A relevant case study is Ford’s “Bands In Transit” activation (cf. above, with Citizens!), in which artists give impromptu performances from the back of a van. Clearly, all bands need transport for touring, and the classic Ford Transit has been the van of choice for many generations of musicians.
The campaign itself, developed and activated by Love Live, was not targeted specifically at tradesmen or fleet buyers but rather designed to “drive brand favourability using earned & owned media channels with younger, style-conscious consumers”. The ROI stats demonstrate significant engagement.
Definition: 1. not false or copied; genuine; real: 2. having the origin supported by unquestionable evidence; authenticated; verified
Here, we look at brands which musicians use in their daily lives – brands with an authentic connection. There are many relevant examples in fashion (covering clothing, footwear, accessories, eyewear) but we particularly liked the following:
Ray Ban – Black Cab Sessions
Musicians & sunglasses go together like cheese & pickle. Ray Ban sunglasses have a long heritage in music, and yet again are the shades-de-jour with a new generation of artists. So the brand asking hip bands like Summer Camp (above) to play in the back of a cab worked a treat.
Outside the UK, we also had praise for Converse’s Rubber Tracks studio initiative in Brooklyn, NY.
All artists need recording facilities, and by making that available to artists for free, Converse is positioned as an enabler, making a significant investment in premises & hardware.
Within the UK, Converse has sponsored London’s iconic 100 Club with gigs like this one by The Vaccines, reportedly saving the venue from closure as a result.
Definition: 1. Long life; great duration of life. 2. Long duration or continuance.
Some brands adopt short-term strategies in music partnerships, possibly linked to a product cycle or fiscal year. In many cases, these campaigns fail to engage consumers (as credibility and authenticity may be questionable). In contrast, those brands who go the distance, and commit to a multi-year platform, build credibility and authencity and hence a far stronger return on investment (“ROI”).

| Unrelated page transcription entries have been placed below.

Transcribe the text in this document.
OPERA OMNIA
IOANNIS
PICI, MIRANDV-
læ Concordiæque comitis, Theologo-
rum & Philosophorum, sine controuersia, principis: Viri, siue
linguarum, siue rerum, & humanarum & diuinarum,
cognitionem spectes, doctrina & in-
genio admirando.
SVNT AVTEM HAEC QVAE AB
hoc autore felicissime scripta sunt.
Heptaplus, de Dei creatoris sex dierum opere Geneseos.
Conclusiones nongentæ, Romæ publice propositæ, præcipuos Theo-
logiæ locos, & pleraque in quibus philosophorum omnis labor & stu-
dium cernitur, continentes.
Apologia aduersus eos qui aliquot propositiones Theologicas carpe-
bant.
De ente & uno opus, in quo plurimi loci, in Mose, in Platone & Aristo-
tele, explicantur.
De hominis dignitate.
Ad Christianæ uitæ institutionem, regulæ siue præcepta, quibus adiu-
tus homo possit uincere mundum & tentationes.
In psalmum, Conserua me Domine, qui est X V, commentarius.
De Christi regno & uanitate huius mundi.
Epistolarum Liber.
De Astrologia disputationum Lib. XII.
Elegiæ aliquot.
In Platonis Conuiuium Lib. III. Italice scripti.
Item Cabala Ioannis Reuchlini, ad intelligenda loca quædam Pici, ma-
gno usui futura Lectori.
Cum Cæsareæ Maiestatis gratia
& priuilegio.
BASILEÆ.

A favourite platform of mine is Hennessy Artistry, which has been running since 2006. Under the “Art of Blending” banner, Hennessy has invested in multi-artist live events across multiple markets – blending the work of acts from the different sub-sets of Urban, Rap, R&B and Hip Hop.
Artists involved – notably in this excellent (but unembeddable) film – include The Roots, Pharrell Williams, Kanye West, Q-Tip and De La Soul. In many cases, the artists are already fans and consumers of Hennessy and hence embrace the brand ambassador role. This relationship is deepened by the brand taking artists, such as The Roots, to the home of Hennessy in Cognac, France to learn about the product’s heritage and create their own unique blend.
The on-going support for artists attracts new acts to the brand and creates a virtuous circle which further strengthens the Artistry programme.
There will of course be many other examples, but hopefully there are some useful take-outs here for those interested in artist / brand partnerships.